I wouldn't give a squat about the sexual history that you have described. Unfortunately, you seem to fail as a progressive . Your values are money, fitness and "the wedding, the clothes, the ceremonies, the respect". Admittedly it isn't very smart to judge a person's character based on a few posts on the internet, but that is what would worry me. Everything you have posted reeks of neediness and agenda driven behavior, and any reasonably mature guy will see it in short order.
The first thing you need to quit talking down at conservative Indian guys. I can do that because I am consistently progressive (:)), while you seem to want to have your progressive cake and eat it too. In your twenties you were hip and happening, what with all your white boyfriends and whatnot, and that is great. But now you are a conservative , an exact counterpart of the Indian guys who still don't seem to have any respect for. You are now in the conservative Indian marriage market by your own choice . Nothing to do with parental pressures or anything you can use as an excuse.
If you post in TwoXChromosomes, you'll get a few you-go-girls and talk about how green the grass is on the white American side of the fence.

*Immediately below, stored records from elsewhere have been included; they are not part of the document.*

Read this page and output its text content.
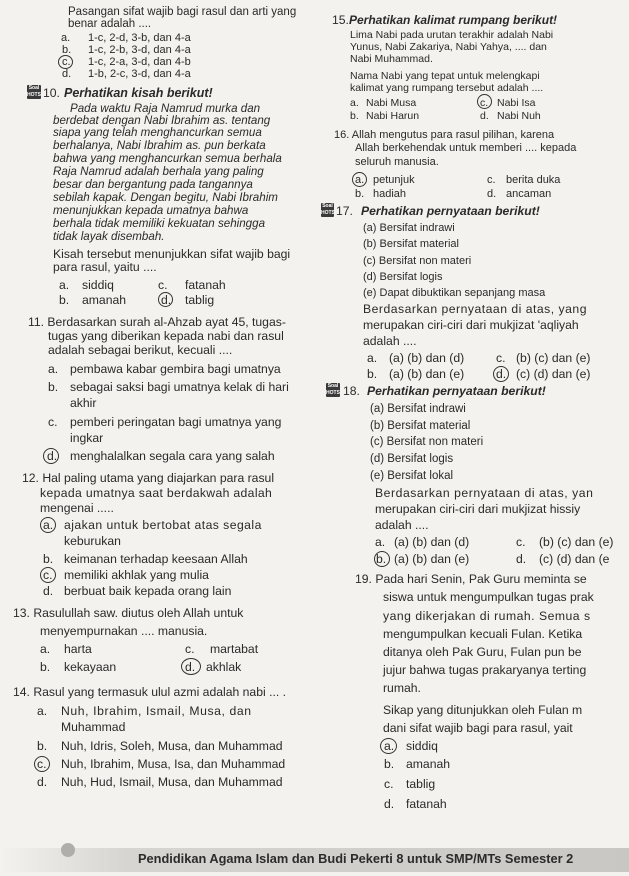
Pasangan sifat wajib bagi rasul dan arti yang
benar adalah ....
a. 1-c, 2-d, 3-b, dan 4-a
b. 1-c, 2-b, 3-d, dan 4-a
c. 1-c, 2-a, 3-d, dan 4-b
d. 1-b, 2-c, 3-d, dan 4-a
Soal HOTS 10. Perhatikan kisah berikut!
Pada waktu Raja Namrud murka dan
berdebat dengan Nabi Ibrahim as. tentang
siapa yang telah menghancurkan semua
berhalanya, Nabi Ibrahim as. pun berkata
bahwa yang menghancurkan semua berhala
Raja Namrud adalah berhala yang paling
besar dan bergantung pada tangannya
sebilah kapak. Dengan begitu, Nabi Ibrahim
menunjukkan kepada umatnya bahwa
berhala tidak memiliki kekuatan sehingga
tidak layak disembah.
Kisah tersebut menunjukkan sifat wajib bagi
para rasul, yaitu ....
a. siddiq	c. fatanah
b. amanah	d. tablig
11. Berdasarkan surah al-Ahzab ayat 45, tugas-
tugas yang diberikan kepada nabi dan rasul
adalah sebagai berikut, kecuali ....
a. pembawa kabar gembira bagi umatnya
b. sebagai saksi bagi umatnya kelak di hari
akhir
c. pemberi peringatan bagi umatnya yang
ingkar
d. menghalalkan segala cara yang salah
12. Hal paling utama yang diajarkan para rasul
kepada umatnya saat berdakwah adalah
mengenai .....
a. ajakan untuk bertobat atas segala
keburukan
b. keimanan terhadap keesaan Allah
c. memiliki akhlak yang mulia
d. berbuat baik kepada orang lain
13. Rasulullah saw. diutus oleh Allah untuk
menyempurnakan .... manusia.
a. harta	c. martabat
b. kekayaan	d. akhlak
14. Rasul yang termasuk ulul azmi adalah nabi ... .
a. Nuh, Ibrahim, Ismail, Musa, dan
Muhammad
b. Nuh, Idris, Soleh, Musa, dan Muhammad
c. Nuh, Ibrahim, Musa, Isa, dan Muhammad
d. Nuh, Hud, Ismail, Musa, dan Muhammad
15. Perhatikan kalimat rumpang berikut!
Lima Nabi pada urutan terakhir adalah Nabi
Yunus, Nabi Zakariya, Nabi Yahya, .... dan
Nabi Muhammad.
Nama Nabi yang tepat untuk melengkapi
kalimat yang rumpang tersebut adalah ....
a. Nabi Musa	c. Nabi Isa
b. Nabi Harun	d. Nabi Nuh
16. Allah mengutus para rasul pilihan, karena
Allah berkehendak untuk memberi .... kepada
seluruh manusia.
a. petunjuk	c. berita duka
b. hadiah	d. ancaman
Soal HOTS 17. Perhatikan pernyataan berikut!
(a) Bersifat indrawi
(b) Bersifat material
(c) Bersifat non materi
(d) Bersifat logis
(e) Dapat dibuktikan sepanjang masa
Berdasarkan pernyataan di atas, yang
merupakan ciri-ciri dari mukjizat 'aqliyah
adalah ....
a. (a) (b) dan (d)	c. (b) (c) dan (e)
b. (a) (b) dan (e)	d. (c) (d) dan (e)
Soal HOTS 18. Perhatikan pernyataan berikut!
(a) Bersifat indrawi
(b) Bersifat material
(c) Bersifat non materi
(d) Bersifat logis
(e) Bersifat lokal
Berdasarkan pernyataan di atas, yan
merupakan ciri-ciri dari mukjizat hissiy
adalah ....
a. (a) (b) dan (d)	c. (b) (c) dan (e)
b. (a) (b) dan (e)	d. (c) (d) dan (e
19. Pada hari Senin, Pak Guru meminta se
siswa untuk mengumpulkan tugas prak
yang dikerjakan di rumah. Semua s
mengumpulkan kecuali Fulan. Ketika
ditanya oleh Pak Guru, Fulan pun be
jujur bahwa tugas prakaryanya terting
rumah.
Sikap yang ditunjukkan oleh Fulan m
dani sifat wajib bagi para rasul, yait
a. siddiq
b. amanah
c. tablig
d. fatanah
Pendidikan Agama Islam dan Budi Pekerti 8 untuk SMP/MTs Semester 2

It isn't for you, and you know it. Better you read the link to TheRedPill someone posted. Sure some of the guys are just assholes, but it might be good for your psyche. Not because what they are saying is right, but because it might provide an antidote to your mindset, which is just a mirror of it.
There are enough Indian guys who would overlook the virginity thing that you don't have to worry about dying alone. You just need a reality check about what you are bringing to the game you are choosing to play(i.e. conservative Indian marriage), and adjust your attitude accordingly.
I know I made mistakes. I am not acting like an innocent bystander. However, when it comes to getting married I want to have children and there is a time limit to that. After 35, there are a lot of birth risks and I'd realistically like to have more than two children.
First you should recognize that you lived your life the way you thought you wanted to at the time. You made a choice and if you live with regret you will never get passed it. Now you did make a choice so you have to live with the consequences. You can't have a traditional marriage because you rejected your traditions. Not only have you have limited your prospects you are also limiting yourself because you want marry an Indian guy to keep part of the tradition you rejected earlier. There's nothing wrong with limiting yourself like that but you can't complain when you look up and see not many people fit your bill. Honestly your best bet is to just find someone who makes you happy regardless of his background. Compromise on your tranditions. It's a lot easier to find someone like that than a person who fits your bill exactly.
I'm male black(from Jamaica living in America) and 21 years old.
I want to date a person not a skin color
27 year old Indian guy, born and raised in the US. So Ive read all the stuff you posted and Ill give my honest opinion, but I wont sugar coat it.
First, I want to say Ive seen family friends and relatives be in your position and it seems like youre making this into a much dire situation then it needs to be. Im not talking about girls who are 28 or younger, I mean girls right around your age. Try not to stress out about this isue.